The locations of cis-regulatory modules involved in body-patterning of the early embryo in *D. melanogaster* were obtained from [26], and their sequences were extracted from BDGP [32]. The evaluation procedure was identical to that in yeast, with the following difference. Since there is no complete list of verified sites in the enhancers, we first scanned the sequences (in *D. melanogaster*) with the known weight matrix, and counted matches, by the same measure as above. This count was the value of *η* used in the experiment. An extra complication in the fly data is caused by the fact that each enhancer typically contains sites for multiple transcription factors. We restricted our tests to the factors Kr and Bcd, because their weight matrices are of better quality than others. Moreover, for each enhancer, we chose to test with the transcription factor with most putative sites (matches to its weight matrix).
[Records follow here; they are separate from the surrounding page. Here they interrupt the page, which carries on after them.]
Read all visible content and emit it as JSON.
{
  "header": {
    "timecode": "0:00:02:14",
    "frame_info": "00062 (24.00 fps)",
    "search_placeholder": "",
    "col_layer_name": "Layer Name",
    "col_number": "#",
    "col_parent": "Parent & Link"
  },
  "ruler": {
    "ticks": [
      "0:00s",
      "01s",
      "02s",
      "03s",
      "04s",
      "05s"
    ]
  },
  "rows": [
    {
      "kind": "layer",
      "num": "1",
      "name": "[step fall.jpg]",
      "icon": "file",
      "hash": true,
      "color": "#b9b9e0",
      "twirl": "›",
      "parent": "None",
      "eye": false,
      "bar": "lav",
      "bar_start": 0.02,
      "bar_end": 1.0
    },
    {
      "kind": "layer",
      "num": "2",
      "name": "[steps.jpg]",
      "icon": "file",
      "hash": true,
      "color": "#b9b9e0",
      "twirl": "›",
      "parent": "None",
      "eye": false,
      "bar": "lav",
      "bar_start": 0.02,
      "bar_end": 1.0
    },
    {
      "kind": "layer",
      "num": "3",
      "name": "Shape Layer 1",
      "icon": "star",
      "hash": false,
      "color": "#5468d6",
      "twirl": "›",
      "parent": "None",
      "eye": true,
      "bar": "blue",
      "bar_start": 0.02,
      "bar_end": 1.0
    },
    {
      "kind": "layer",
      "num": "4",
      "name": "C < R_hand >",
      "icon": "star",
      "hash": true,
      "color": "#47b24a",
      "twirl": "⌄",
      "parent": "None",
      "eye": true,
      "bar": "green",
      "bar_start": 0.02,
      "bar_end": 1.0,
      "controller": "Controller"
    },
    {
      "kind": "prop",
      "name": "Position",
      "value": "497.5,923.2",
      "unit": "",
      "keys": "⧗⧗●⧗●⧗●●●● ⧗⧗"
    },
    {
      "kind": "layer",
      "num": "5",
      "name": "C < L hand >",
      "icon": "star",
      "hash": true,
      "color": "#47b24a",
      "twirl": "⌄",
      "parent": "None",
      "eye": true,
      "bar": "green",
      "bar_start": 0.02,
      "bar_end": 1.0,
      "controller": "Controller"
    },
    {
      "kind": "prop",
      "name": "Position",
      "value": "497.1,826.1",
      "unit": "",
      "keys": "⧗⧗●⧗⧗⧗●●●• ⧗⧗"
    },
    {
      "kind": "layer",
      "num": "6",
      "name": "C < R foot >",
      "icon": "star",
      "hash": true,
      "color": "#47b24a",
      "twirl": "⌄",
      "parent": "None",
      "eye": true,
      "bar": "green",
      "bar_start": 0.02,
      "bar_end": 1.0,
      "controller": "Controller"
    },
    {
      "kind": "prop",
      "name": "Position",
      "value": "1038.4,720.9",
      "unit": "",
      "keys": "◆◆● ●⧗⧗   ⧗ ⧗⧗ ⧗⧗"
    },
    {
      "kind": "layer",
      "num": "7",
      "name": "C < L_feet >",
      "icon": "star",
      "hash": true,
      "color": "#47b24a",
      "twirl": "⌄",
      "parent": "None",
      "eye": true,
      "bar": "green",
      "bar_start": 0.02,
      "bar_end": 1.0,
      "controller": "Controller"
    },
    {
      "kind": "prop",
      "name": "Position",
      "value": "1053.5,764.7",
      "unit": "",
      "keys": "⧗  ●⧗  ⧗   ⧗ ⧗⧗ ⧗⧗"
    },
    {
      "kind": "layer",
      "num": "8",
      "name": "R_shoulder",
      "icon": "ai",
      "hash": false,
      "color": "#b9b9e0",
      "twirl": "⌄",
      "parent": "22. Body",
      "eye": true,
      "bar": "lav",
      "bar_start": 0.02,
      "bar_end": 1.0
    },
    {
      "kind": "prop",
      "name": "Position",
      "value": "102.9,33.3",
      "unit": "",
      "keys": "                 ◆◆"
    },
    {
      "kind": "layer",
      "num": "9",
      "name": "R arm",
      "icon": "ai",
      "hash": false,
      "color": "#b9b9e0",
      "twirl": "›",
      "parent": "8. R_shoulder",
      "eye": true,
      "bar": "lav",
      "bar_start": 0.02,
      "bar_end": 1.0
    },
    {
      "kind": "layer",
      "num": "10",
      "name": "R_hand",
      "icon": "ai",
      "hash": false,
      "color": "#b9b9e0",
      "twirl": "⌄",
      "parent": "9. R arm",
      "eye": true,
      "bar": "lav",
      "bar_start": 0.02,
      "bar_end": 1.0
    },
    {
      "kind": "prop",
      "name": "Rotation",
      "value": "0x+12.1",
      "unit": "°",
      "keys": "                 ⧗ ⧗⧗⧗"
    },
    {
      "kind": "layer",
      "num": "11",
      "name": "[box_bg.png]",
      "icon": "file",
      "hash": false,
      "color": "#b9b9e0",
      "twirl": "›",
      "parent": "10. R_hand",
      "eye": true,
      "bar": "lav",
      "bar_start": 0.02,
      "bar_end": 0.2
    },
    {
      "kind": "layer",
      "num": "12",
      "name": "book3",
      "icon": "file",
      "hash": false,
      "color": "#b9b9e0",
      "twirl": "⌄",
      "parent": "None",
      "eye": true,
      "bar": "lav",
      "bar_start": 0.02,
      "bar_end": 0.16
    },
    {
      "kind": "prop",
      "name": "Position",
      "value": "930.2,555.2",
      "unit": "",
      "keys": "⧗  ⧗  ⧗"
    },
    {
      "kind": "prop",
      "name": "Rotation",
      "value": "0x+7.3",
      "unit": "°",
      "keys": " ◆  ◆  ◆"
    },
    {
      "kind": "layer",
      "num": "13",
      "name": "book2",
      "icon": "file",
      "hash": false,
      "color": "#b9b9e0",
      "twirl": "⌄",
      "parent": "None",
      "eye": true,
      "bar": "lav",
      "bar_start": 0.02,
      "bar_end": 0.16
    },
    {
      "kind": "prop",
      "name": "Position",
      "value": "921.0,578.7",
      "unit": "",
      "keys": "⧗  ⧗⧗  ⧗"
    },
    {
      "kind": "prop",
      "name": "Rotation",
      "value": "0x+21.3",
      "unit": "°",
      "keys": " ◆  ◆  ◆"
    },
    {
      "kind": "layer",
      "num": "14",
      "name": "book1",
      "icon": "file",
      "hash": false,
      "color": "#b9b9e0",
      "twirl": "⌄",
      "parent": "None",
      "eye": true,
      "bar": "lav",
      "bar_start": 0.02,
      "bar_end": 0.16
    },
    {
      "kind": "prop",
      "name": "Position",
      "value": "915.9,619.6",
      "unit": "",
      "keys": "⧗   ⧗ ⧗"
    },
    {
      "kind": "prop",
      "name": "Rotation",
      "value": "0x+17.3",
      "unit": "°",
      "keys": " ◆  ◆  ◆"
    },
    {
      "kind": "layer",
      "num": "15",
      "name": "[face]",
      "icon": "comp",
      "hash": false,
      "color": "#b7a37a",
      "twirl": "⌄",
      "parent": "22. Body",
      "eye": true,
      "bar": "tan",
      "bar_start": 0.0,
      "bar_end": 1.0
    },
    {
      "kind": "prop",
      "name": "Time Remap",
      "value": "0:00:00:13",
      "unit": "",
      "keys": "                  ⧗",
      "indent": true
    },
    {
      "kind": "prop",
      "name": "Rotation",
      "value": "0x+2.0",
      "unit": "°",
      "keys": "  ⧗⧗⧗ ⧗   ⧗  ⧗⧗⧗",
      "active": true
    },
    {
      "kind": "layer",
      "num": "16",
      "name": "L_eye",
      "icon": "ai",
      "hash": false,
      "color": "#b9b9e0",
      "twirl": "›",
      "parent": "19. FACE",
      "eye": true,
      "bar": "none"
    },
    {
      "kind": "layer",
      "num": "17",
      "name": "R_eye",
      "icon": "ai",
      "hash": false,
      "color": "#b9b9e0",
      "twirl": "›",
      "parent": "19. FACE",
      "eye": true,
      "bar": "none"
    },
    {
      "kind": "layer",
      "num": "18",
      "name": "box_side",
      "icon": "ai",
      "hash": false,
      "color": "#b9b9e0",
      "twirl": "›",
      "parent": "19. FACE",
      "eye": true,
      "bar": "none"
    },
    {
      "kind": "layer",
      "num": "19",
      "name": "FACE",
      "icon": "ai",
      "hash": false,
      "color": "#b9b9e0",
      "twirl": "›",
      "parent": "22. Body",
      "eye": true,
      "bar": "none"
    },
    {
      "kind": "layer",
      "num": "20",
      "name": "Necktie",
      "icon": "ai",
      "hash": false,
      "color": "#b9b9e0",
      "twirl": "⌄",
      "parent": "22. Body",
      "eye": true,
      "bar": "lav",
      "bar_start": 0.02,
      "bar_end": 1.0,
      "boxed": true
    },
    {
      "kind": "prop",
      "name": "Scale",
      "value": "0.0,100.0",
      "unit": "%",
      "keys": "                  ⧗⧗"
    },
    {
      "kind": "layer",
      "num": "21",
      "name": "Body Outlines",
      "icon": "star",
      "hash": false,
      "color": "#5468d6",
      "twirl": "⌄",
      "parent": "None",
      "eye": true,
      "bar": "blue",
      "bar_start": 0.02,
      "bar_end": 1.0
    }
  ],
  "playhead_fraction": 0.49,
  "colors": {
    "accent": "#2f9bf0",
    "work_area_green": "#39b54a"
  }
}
OrthoMEME was run as in the yeast data sets (see above), except that the "tcm" mode was used now. PhyloGibbs was also run as in the yeast data sets, except that we used a mutation probability of 0.5 ("-G 0.5"), and a 2^{
nd
}order Markov background ("-N 2"), trained on non-coding regions in fly. We also experimented with a higher value of the mutation probability, and tried specifying the initial number of occurrences per motif ("-I") differently, with no clear improvement. EMnEM was run with the Jukes-Cantor evolutionary model ("-m 0") and with the relative rate of motif to background ("-p") set to 0.5 and 0.25 in separate runs. The expected number of motifs was set to *η* and 1.5 × *η* in separate runs. The best performing choice of parameters was used for each data set.

#### Human

The genes comprising each regulon were obtained from TRANSFAC [33]. Mouse and rat orthology information for human genes was obtained from Homologene [34]. Human, mouse and rat promoters were obtained from the UCSC Genome Browser [35].